Registrations by UK solicitors in doubt following Law Society letter
More than €800,000 spent on getting names on Irish roll may have been in vain
Since the Brexit vote, 2,722 English and Welsh solicitors have register the Law Society. Photograph: Eric Luke
Steps taken by more than 2,700 English and Welsh solicitors to ensure they are able to continue practising in the EU after Brexit, have been thrown into confusion by the Law Society.
Since the Brexit vote, 2,722 English and Welsh solicitors have registered with the society, paying the €300 administrative fee in the hope that Irish registration would mean they would be able to continue to be involved in hearings at the European Union Court of Justice, as well as in other areas of EU-related law.
However, the more than €800,000 spent on getting their names on the Irish roll may have been in vain, according to a letter sent out to the solicitors in March, just three days before the UK was due to exit the EU.
The March 25th letter stated that solicitors registered here and with Irish practising certificates could only practice if they had an “establishment” in the State, and indemnity insurance issued within the State.
Most of the British solicitors who joined the roll since 2016 did so while continuing to practise in their English and Welsh firms.

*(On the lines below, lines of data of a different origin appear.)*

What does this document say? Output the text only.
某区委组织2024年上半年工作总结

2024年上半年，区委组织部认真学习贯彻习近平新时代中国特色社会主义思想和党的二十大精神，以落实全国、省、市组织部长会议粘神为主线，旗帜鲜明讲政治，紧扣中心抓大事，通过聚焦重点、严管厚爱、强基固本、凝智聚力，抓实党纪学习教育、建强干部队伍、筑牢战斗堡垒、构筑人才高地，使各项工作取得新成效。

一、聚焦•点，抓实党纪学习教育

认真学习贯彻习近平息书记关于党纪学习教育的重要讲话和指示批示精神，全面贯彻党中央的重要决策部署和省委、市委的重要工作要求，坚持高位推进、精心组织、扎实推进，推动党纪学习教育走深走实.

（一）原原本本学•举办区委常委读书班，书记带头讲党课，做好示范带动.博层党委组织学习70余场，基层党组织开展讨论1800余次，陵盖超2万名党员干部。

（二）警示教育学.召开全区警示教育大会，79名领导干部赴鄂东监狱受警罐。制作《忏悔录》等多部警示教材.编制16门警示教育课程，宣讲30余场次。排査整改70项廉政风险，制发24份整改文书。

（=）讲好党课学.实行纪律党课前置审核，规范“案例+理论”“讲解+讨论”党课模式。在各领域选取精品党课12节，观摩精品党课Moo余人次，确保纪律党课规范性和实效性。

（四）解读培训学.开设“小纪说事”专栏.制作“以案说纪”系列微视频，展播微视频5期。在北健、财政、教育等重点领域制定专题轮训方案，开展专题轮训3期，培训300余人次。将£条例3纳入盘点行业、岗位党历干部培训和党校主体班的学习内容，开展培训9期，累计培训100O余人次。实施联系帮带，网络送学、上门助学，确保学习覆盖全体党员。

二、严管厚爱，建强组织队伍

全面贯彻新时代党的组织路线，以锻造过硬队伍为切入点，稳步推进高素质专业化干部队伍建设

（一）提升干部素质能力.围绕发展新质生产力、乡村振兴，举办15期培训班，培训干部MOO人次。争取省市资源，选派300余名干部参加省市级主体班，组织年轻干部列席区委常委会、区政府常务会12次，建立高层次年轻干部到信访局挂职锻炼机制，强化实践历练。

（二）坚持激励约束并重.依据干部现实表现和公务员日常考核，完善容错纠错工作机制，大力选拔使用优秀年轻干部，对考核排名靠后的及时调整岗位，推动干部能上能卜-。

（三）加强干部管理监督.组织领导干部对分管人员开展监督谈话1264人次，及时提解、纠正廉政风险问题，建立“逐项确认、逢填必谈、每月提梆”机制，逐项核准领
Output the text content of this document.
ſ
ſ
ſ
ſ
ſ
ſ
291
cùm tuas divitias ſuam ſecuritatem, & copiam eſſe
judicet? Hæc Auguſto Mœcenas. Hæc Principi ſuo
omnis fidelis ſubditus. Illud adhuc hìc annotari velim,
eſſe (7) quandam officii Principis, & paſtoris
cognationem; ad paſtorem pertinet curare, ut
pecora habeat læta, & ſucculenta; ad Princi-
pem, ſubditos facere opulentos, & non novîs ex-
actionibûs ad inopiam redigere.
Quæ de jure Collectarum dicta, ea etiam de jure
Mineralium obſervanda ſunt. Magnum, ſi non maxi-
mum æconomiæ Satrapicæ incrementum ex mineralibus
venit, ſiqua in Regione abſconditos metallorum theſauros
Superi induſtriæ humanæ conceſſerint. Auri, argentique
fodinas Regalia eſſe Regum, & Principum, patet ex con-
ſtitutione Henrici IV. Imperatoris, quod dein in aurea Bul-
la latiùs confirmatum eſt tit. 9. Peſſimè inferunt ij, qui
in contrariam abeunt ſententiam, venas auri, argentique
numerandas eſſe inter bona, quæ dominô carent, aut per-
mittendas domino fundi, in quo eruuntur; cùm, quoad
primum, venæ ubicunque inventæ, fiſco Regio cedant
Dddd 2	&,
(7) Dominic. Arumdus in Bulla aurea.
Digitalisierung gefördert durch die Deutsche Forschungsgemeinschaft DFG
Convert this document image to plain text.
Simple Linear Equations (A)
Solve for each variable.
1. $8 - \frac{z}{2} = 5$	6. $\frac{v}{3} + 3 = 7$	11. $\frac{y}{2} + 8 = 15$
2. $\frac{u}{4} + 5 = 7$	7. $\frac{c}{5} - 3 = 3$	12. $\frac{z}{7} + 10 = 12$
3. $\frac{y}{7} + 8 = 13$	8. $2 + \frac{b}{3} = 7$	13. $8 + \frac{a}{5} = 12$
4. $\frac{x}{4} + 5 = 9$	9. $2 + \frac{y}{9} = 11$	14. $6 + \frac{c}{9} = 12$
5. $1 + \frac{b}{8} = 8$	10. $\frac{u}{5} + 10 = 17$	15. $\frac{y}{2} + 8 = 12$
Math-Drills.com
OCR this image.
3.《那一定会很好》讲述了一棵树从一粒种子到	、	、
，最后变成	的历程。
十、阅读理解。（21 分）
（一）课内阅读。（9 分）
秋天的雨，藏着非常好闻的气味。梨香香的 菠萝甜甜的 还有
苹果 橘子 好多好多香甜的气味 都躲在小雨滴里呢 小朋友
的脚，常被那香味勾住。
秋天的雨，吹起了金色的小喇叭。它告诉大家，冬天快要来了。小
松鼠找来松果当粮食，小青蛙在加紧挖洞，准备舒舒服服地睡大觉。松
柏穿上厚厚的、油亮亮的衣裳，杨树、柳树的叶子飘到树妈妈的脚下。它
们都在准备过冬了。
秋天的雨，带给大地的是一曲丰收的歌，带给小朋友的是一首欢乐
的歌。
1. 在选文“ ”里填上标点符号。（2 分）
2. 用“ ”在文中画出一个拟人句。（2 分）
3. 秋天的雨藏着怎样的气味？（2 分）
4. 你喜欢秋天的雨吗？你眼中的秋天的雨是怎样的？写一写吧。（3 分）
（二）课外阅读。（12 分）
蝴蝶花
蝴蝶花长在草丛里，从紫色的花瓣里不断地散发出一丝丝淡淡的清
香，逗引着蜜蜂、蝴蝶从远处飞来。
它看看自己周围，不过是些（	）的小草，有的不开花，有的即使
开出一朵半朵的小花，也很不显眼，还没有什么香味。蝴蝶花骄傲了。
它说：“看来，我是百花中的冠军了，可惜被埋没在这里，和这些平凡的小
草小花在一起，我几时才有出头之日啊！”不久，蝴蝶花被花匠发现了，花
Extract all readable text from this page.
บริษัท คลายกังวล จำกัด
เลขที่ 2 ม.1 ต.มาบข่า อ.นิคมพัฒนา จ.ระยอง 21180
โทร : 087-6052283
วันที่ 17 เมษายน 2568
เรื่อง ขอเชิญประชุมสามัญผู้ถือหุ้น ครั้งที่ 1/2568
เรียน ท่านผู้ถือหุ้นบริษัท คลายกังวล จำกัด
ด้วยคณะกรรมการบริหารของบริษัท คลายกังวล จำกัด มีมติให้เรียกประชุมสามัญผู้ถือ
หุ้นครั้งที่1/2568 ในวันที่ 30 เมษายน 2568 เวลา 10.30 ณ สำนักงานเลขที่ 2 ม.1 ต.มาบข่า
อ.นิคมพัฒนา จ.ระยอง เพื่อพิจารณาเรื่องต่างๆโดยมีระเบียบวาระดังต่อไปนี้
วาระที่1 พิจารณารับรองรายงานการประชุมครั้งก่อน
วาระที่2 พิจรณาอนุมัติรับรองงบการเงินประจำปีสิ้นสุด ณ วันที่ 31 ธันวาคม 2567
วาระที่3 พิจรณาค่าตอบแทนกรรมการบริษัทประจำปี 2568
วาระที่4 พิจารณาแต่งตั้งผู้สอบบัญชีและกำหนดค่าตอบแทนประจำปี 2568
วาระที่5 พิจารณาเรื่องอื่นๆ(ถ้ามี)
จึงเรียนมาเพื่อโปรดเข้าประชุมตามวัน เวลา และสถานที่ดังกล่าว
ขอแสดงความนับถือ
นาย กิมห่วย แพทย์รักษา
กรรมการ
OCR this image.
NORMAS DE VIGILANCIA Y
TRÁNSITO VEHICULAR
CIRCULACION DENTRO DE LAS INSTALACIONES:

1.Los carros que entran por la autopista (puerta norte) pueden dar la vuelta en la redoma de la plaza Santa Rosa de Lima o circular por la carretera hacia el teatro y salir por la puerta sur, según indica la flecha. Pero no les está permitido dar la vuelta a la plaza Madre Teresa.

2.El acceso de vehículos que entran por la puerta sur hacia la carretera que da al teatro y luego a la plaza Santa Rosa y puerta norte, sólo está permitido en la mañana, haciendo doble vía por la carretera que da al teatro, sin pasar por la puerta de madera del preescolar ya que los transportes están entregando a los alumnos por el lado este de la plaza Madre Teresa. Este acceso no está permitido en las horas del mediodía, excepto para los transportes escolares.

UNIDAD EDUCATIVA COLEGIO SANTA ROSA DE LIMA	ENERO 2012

The number of solicitors doing so was such that the “Brexit refugees” now constitute 14 per cent of the Irish roll.
The letter issued by the Law Society in March has also alarmed a number of Irish-registered solicitors practising in EU states. They are concerned that the notification that Irish practising certificates cannot be used to provide Irish or EU legal services from outside the State, would stop them being able to work in key EU locations such as Brussels, Strasbourg and Frankfurt.
Some have lodged High Court proceedings against the Law Society in response to the letter, though it is understood this is more of a precautionary measure.
The letter from the society appears to have been prompted by concerns about the regulatory responsibilities it will have over the thousands of English and Welsh solicitors now on its rolls, according to one Irish-registered solicitor based in Europe. It is now hoped that the difficulty can be resolved through negotiation.
However, this would be separate to the situation facing the English and Welsh. They will not be able to complain that their exclusion was contrary to EU law on freedom of movement and establishment.
Director general of the Law Society Ken Murphy said a guidance note on the issue is being worked on by the society’s regulation department. He said the €300 administrative fee for admission to the roll produced no surplus revenue for the society.
In 2016, when the society first noticed a jump in English and Welsh solicitors seeking to join the Irish roll, Mr Murphy said it was his understanding “that the majority of the solicitors who are completing this process will continue to practise in London or Brussels and do not intend to set up a physical practice in Ireland”.